As for having a unified format, I think that
* to the upstream developer (you), the existence of RPA doesn't make
much of a difference: you can keep maintaining your gemspecs, cause we
will maintain the RPAfied version of your software without putting
more strains on you (of course, you can choose to become a part of
'we' and help maintain the RPA version, but you're not required to ;-)
* for the end user, having 2 separate commands to install is not that
inconvenient, as long as the packages can coexist peacefully. As shown
above, this is mostly the case already

Thanks a lot for the feedback.
 
J

Jani Monoses

I have to say that cpan.pm is NOT the model rpa-base is based on. The
major sources of inspiration are FreeBSD and Debian: I found that
on a technical level, there's very little to be stolen from cpan.pm
(I believe that both RubyGems and rpa-base are more powerful than
cpan.pm); I'm more interested in the CPAN process as a whole, but I still
believe there's more to be learned from FreeBSD/Debian than from CPAN.

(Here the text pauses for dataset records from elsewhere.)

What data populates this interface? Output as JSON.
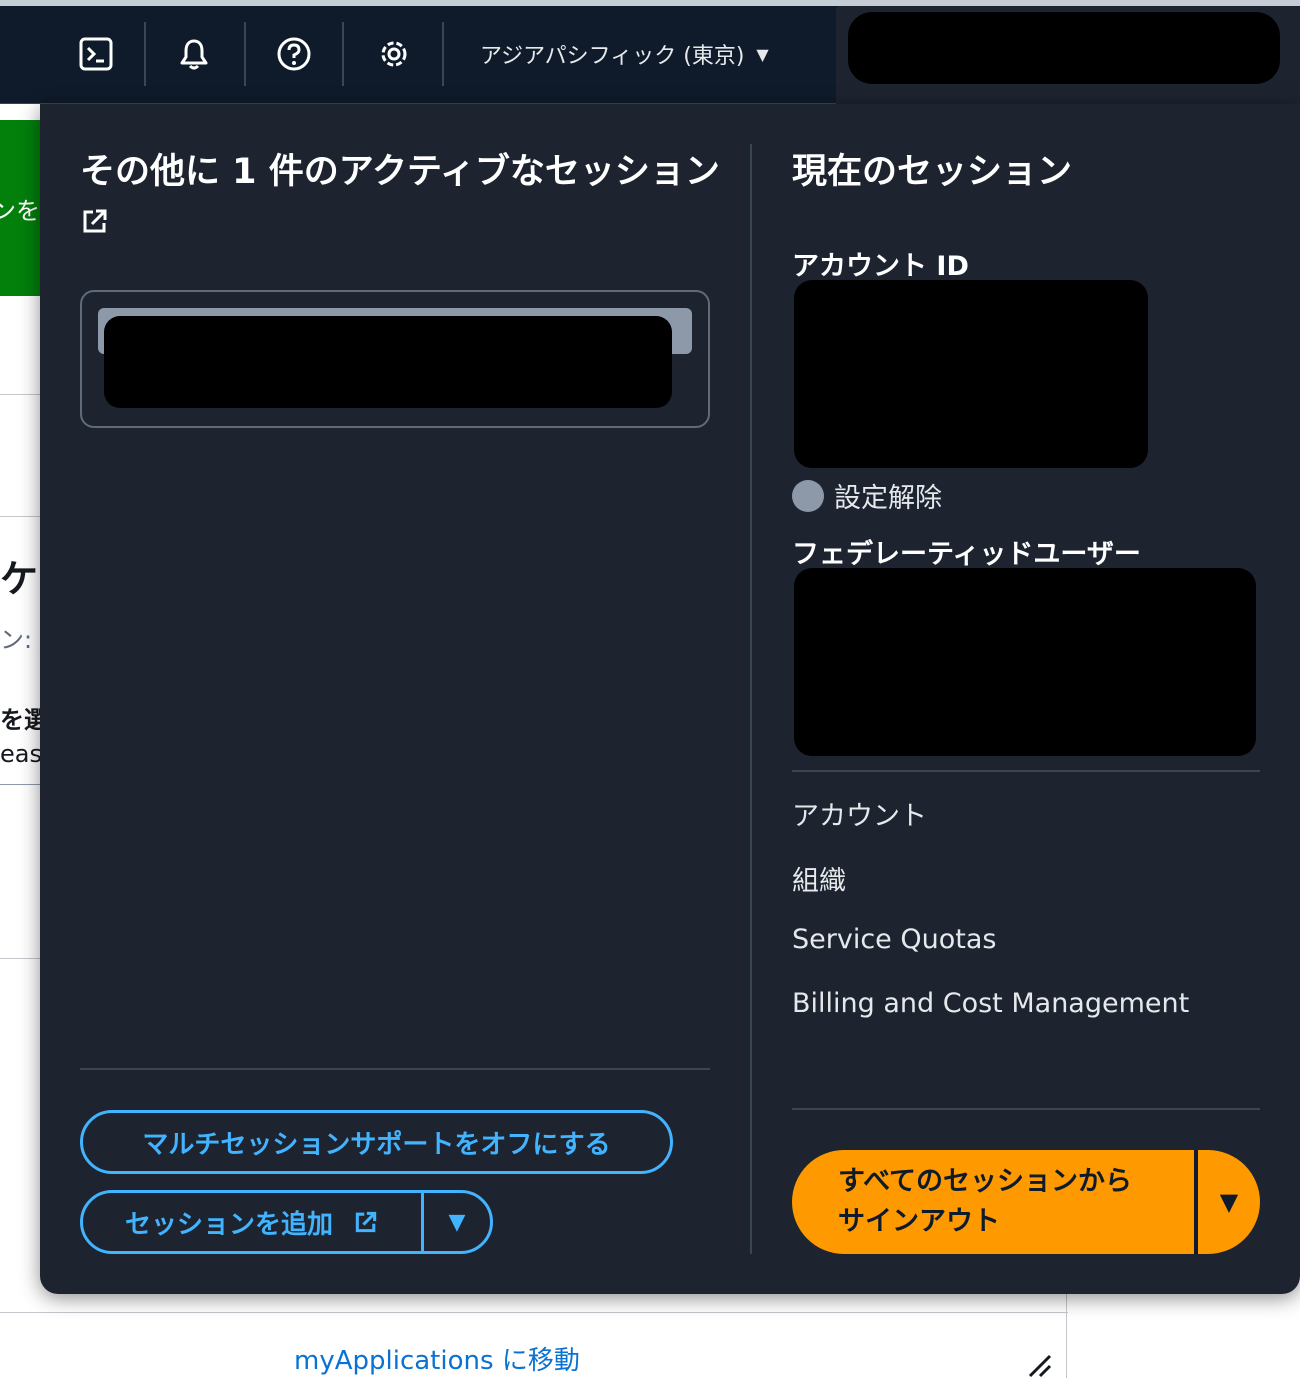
{
  "topnav": {
    "region_label": "アジアパシフィック (東京)",
    "caret": "▼"
  },
  "background": {
    "green_button_fragment": "ンを",
    "heading_fragment": "ケ",
    "subtext_fragment": "ン: /",
    "select_label_fragment": "を選",
    "region_value_fragment": "east",
    "footer_link": "myApplications",
    "footer_link_suffix": "に移動"
  },
  "sessions_panel": {
    "other_sessions_title": "その他に 1 件のアクティブなセッション",
    "current_session_title": "現在のセッション",
    "account_id_label": "アカウント ID",
    "status_text": "設定解除",
    "federated_user_label": "フェデレーティッドユーザー",
    "menu_links": [
      "アカウント",
      "組織",
      "Service Quotas",
      "Billing and Cost Management"
    ],
    "turn_off_multisession_button": "マルチセッションサポートをオフにする",
    "add_session_button": "セッションを追加",
    "signout_button_line1": "すべてのセッションから",
    "signout_button_line2": "サインアウト",
    "dropdown_arrow": "▼"
  },
  "colors": {
    "nav_bg": "#0f1b2a",
    "panel_bg": "#1d2430",
    "link_blue": "#42b4ff",
    "accent_orange": "#ff9900",
    "success_green": "#037f0c"
  }
}
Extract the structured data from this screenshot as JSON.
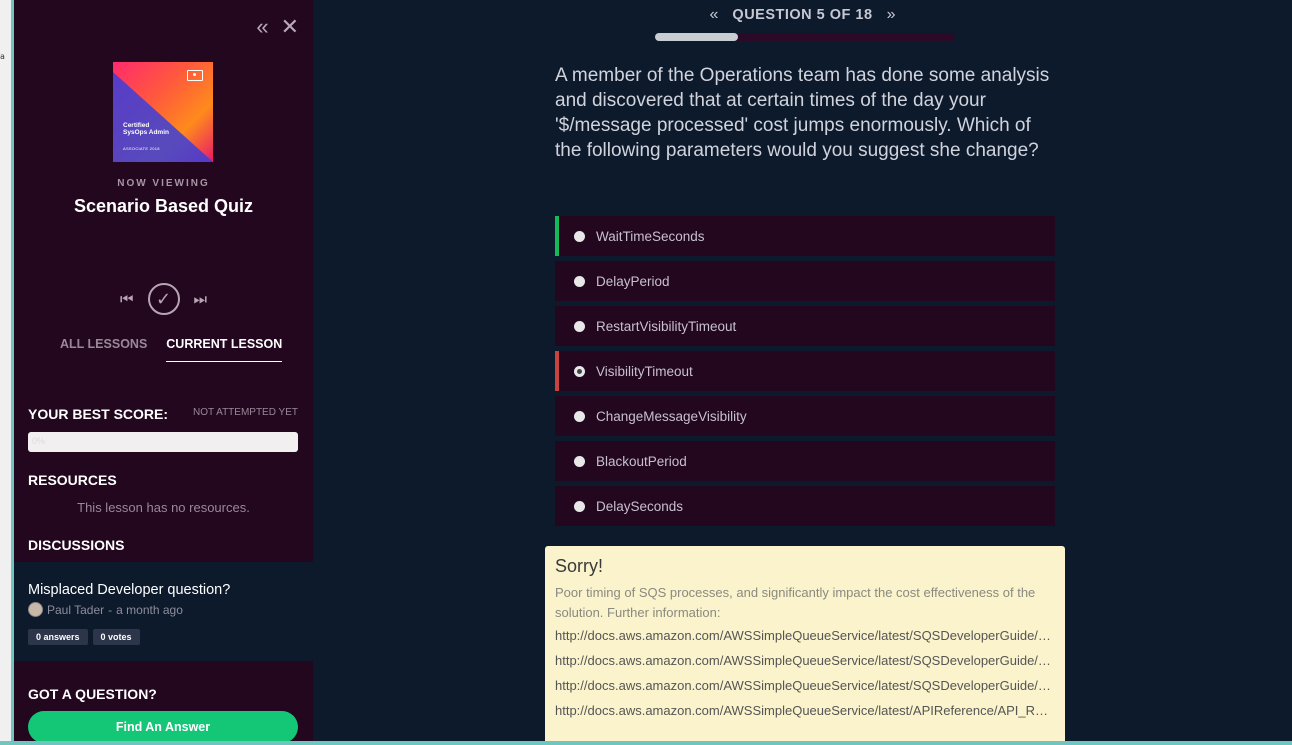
{
  "sidebar": {
    "collapse_icon": "double-chevron-left",
    "close_icon": "close",
    "course_card": {
      "title_line1": "Certified",
      "title_line2": "SysOps Admin",
      "subtitle": "ASSOCIATE 2018"
    },
    "now_viewing_label": "NOW VIEWING",
    "lesson_title": "Scenario Based Quiz",
    "tabs": [
      {
        "label": "ALL LESSONS",
        "active": false
      },
      {
        "label": "CURRENT LESSON",
        "active": true
      }
    ],
    "best_score_label": "YOUR BEST SCORE:",
    "best_score_status": "NOT ATTEMPTED YET",
    "best_score_value": "0%",
    "resources_label": "RESOURCES",
    "resources_empty": "This lesson has no resources.",
    "discussions_label": "DISCUSSIONS",
    "discussion": {
      "title": "Misplaced Developer question?",
      "author": "Paul Tader",
      "time": "a month ago",
      "answers": "0 answers",
      "votes": "0 votes"
    },
    "got_question_label": "GOT A QUESTION?",
    "find_answer_button": "Find An Answer"
  },
  "quiz": {
    "question_counter": "QUESTION 5 OF 18",
    "progress_fraction": 0.278,
    "question": "A member of the Operations team has done some analysis and discovered that at certain times of the day your '$/message processed' cost jumps enormously. Which of the following parameters would you suggest she change?",
    "options": [
      {
        "label": "WaitTimeSeconds",
        "state": "correct"
      },
      {
        "label": "DelayPeriod",
        "state": "none"
      },
      {
        "label": "RestartVisibilityTimeout",
        "state": "none"
      },
      {
        "label": "VisibilityTimeout",
        "state": "wrong"
      },
      {
        "label": "ChangeMessageVisibility",
        "state": "none"
      },
      {
        "label": "BlackoutPeriod",
        "state": "none"
      },
      {
        "label": "DelaySeconds",
        "state": "none"
      }
    ],
    "feedback": {
      "heading": "Sorry!",
      "body": "Poor timing of SQS processes, and significantly impact the cost effectiveness of the solution. Further information:",
      "links": [
        "http://docs.aws.amazon.com/AWSSimpleQueueService/latest/SQSDeveloperGuide/sqs-long-polling.html",
        "http://docs.aws.amazon.com/AWSSimpleQueueService/latest/SQSDeveloperGuide/sqs-delay-queues.html",
        "http://docs.aws.amazon.com/AWSSimpleQueueService/latest/SQSDeveloperGuide/sqs-visibility-timeout.html",
        "http://docs.aws.amazon.com/AWSSimpleQueueService/latest/APIReference/API_ReceiveMessage.html"
      ]
    }
  },
  "colors": {
    "correct": "#17b857",
    "wrong": "#c8433f"
  }
}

could it preserve the downloaded files then in something like distfiles ?
if the install aborts for some reason it's quicker the second time after
correcting the situation if you have the files locally :)

Jani
 
M

Mauricio Fernández

could it preserve the downloaded files then in something like distfiles ?
if the install aborts for some reason it's quicker the second time after
correcting the situation if you have the files locally :)

Yes, it will soon cache the .rps (port) files. Currently, only the .rpa
(binary package) files generated locally are cached, but this will change.